É a delicadeza, o cuidado posto na elaboração dos pormenores, uma certa nobreza que emana por vezes dos acabamentos mesmo nas habitações mais rudimentares. São, portanto, características comuns a todos os tipos de casa independentemente da dimensão e das possíveis manifestações exteriores de riqueza ou de poder. Algumas destas características têm tendência para desaparecer com a vaga transformadora que tem assolado as Flores nos últimos anos, nomeadamente aquelas que exigem maiores cuidados de conservação, como os pavimentos com empedrados decorativos constituídos por pequenos seixos que eram frequentes nos acessos e faixas muradas junto às fachadas das habitações e, sobretudo, os bem executados caixilhos de madeira pintada, com vidros subdivididos, que ornavam portas e janelas de todas as casas. Mais raras, mas ainda com alguma presença, são as guardas de madeira pintada que protegem as varandas das casas abastadas de dois pisos.

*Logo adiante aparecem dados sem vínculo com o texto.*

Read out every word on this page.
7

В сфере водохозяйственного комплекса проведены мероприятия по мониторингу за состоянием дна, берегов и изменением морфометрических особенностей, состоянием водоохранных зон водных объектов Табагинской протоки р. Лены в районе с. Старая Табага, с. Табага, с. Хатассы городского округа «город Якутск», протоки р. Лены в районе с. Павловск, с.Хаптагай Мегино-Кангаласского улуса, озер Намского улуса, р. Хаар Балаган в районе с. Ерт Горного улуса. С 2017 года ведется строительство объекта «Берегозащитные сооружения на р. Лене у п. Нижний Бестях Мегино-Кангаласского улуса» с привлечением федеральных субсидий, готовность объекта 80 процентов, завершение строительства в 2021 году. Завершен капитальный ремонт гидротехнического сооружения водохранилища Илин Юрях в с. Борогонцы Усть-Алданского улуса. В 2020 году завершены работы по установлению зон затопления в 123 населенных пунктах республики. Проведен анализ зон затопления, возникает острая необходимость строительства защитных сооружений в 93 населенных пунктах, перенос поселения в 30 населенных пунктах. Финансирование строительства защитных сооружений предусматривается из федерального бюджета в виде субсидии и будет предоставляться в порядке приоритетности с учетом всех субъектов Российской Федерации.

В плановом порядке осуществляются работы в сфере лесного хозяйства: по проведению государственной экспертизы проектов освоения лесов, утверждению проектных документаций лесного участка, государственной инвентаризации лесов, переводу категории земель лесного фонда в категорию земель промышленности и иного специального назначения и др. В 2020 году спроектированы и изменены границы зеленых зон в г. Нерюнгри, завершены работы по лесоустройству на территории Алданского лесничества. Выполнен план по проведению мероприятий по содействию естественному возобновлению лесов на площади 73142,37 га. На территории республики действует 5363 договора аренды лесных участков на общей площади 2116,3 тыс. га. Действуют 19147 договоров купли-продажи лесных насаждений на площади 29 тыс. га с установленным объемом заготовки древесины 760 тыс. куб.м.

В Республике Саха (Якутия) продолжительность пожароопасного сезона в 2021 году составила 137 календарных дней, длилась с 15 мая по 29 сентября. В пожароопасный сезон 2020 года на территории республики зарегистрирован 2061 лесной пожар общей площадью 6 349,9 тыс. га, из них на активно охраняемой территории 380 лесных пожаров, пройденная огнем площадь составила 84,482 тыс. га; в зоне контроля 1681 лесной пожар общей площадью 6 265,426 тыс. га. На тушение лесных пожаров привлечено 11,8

Outras características, devido à sua natureza construtiva, têm mais facilidade em conservar-se, ainda que com alterações, mesmo quando as habitações foram muito transformadas ou se encontram em ruínas. Estão neste caso as cornijas em cantaria que suportam os beirais e rematam as fachadas parecendo, nas casas mais pequenas, esmagá-las sob o seu peso. Por vezes a sensação de fragilidade é compensada pelos cunhais largos e atarracados também construídos com pedra aparelhada.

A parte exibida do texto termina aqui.